‘Dan suara yang telah kudengar dari langit itu, berkata
pula kepadaku, katanya: ‘Pergilah, ambillah gulungan kitab yang terbuka di
tangan malaikat, yang berdiri di atas laut dan di atas bumi itu.’ … Lalu aku
mengambil kitab itu dari tangan malaikat itu, dan memakannya: di dalam mulutku
ia terasa manis seperti madu, TETAPI SESUDAH AKU MEMAKANNYA, PERUTKU
PAHIT RASANYA. Maka ia berkata kepadaku: ‘Engkau harus bernubuat lagi
kepada banyak bangsa dan kaum dan bahasa dan raja” (Wahyu 10:8-11).

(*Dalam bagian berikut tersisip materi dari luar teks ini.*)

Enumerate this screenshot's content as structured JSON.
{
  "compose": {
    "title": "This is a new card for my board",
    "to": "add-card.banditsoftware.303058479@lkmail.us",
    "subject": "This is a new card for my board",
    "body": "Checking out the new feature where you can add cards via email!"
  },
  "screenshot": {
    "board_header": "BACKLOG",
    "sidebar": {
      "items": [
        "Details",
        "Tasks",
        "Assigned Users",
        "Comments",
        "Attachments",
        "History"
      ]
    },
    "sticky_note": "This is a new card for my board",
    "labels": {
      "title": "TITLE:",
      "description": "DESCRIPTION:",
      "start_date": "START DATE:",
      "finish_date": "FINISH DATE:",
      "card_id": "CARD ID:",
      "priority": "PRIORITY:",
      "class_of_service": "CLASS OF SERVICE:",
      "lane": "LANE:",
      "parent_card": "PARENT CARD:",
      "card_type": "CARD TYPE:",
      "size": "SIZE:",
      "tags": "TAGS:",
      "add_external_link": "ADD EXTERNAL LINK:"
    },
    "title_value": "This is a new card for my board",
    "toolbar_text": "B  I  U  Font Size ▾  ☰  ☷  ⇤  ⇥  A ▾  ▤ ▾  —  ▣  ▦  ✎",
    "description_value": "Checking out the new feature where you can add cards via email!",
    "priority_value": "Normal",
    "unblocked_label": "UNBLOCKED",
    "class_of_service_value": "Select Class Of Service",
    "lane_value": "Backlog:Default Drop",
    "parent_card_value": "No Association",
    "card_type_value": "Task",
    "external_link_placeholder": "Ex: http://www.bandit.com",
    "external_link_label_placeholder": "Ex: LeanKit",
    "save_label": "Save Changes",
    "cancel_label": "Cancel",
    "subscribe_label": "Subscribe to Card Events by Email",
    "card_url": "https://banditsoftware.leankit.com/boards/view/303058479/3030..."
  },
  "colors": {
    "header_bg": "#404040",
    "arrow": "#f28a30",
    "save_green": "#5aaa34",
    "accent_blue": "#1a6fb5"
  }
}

Yohanes bukan orang terakhir mengalami segala sesuatu
yang berubah menjadi pahit. Strategi Allah terhadapnya tampaknya cara yang
Tuhan sering pakai mempersiapkan orang-orang untuk menjalani suatu bentuk
pelayanan yang berbeda.
Ketika Gavin masih remaja, dia masuk sekolah swasta yang
bergengsi. Teman-teman sekelasnya adalah anak-anak diplomat dan orang-orang
terkaya di Negara. Dia memenangkan banyak beasiswa, dan menerima penghargaan
untuk banyak hal. Dia tidak pernah gagal meraih apapun yang dia inginkan.
Namun demikian, ketika dia menjadi pendeta, keadaan
berbalik seratus delapan puluh derajat. Masalah kesehatan membuatnya ‘tertawan’
di rumah sakit, lalu dia kehilangan pekerjaannya. Gosip menghancurkan
reputasinya. Teman wanitanya memutuskan hubungan. Seakan-akan secara sistematis
Allah mengambil satu per satu segala sesuatu yang selama ini dia andalkan.
Saat keadaan semakin suram, Allah memulihkan kesehatan
dan energinya. Namun beberapa waktu kemudian, ia mendapati dirinya selalu
mengeluh tentang situasinya. Bila dia mengeluh, energinya yang dibarui itu
terhisap habis. Selam dua bulan dia marah kepada Tuhan. “Bapa, ini tidak adil,”
protesnya. ‘Engkau telah mengambil segalanya dariku. Tidak ada lagi yang
tersisa!’ Lalu terngiang suara Roh Kudus: “Ya, itulah tujuanya.”
Itu membuat Gavin terpana. Allah ingin dia tidak memiliki
apa-apa? Lalu dia sadar kalau selama ini dia menjalankan pelayanannya dengan
mengandalkan kekuatannya sendiri. Dia menjadi”pahit” karena Allah telah
menyingkirkan “kekuatannya” agar dia menyadari sangat perlu bergantung pada
Tuhan. Sebaimana Yohanes dalam Wahyu 10, Allah memakai kekecewaannya sebagi
suatu batu loncatan bagi dia melaksanakan bentuk pelayanan yang berbeda.
Saat Gavin sudah kembali melayani. Namun pusat
pelayannannya tidak terletak pada talenta atau kekuatannya, melainkan di dalam
hubungan akrab bersama Allah. Sama seperti Kitab Wahyu menimbulkan
dampak yang jauh lebih besar selam berabad-abad dari yang pernah dibayangkan
Yohanes, demikian pula pekerjaan yang dilakukan bagi Allah dapat melebihi
harapan kita saat kita mengerjakannya sebagi buah hubungan yang intim bersama
Dia.
Tuhan, buat mataku terbuka untuk melihat arah
baru melalui cara apapun yang Engkau pilih. Bantu aku untuk mengenali pekerjaan
tangan-Mu di dalam “pahitnya” pengalaman hidup sehari-hari.